Chirurgische Teams analysieren und evaluieren kritische Ereignisse in der Patientenversorgung in regelmäßig stattfindenden Mortalitäts- und Morbiditätskonferenzen. Unerwartete Komplikationen werden im interkollegialen Dialog aufgearbeitet, um Risikopotenziale zu identifizieren und dann bei Bedarf Organisationsformen anzupassen.

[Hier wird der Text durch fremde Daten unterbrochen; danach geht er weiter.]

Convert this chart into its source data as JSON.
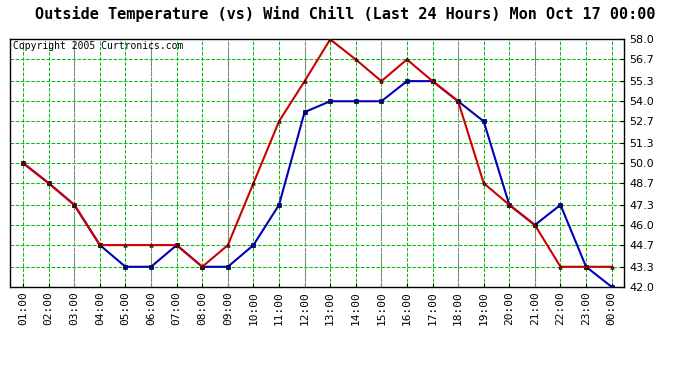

Im Rahmen von retrospektiven Schadenfallanalysen (Root Cause Analysis) werden Schadenfallereignisse im therapeutischen Team, häufig mit Unterstützung von Juristen und Psychologen, evaluiert. Hier steht nicht die Suche nach dem Schuldigen im Mittelpunkt, sondern die Identifizierung der häufig komplexen Schadenursachen.

Sicherheits- und Risiko-Audits (intern oder extern organisiert) ermöglichen eine Risikoidentifizierung ohne „Schaden- oder Komplikationshistorie“. Diese Audits, die einem systematischen Ansatz folgen, dienen der Beantwortung der Frage: Welches sind die Sicherheitslücken in der Patientenversorgung und wo könnte es potenziell zu einer Schädigung von Patienten kommen?

Simulationstrainings fördern den Wissenstransfer und das Training im Teamkontext. Gemeinsam im Team wird dynamisch mit provozierten Störpotentialen trainiert.

Zum Prinzip der Achtsamkeit gehört darüber hinaus aber auch die Kommunikation mit dem Patienten und seiner sozialen Umgebung. Die ärztliche wie auch die pflegerische Anamnese dienen der Identifizierung individueller Versorgungsnotwendigkeiten und Risiken. In einem Hochzuverlässigkeitsunternehmen wie einem Krankenhaus müssen die Erkenntnisse aller Berufsgruppen (hier: Ärzteschaft und Pflegepersonal) systematisch zusammengeführt werden. Der Patient muss in diesen Prozess anhand von Aufklärungs- und Informationsgesprächen integriert werden. Seine persönlichen Ängste, Bedenken und Erwartungen sind zu berücksichtigen.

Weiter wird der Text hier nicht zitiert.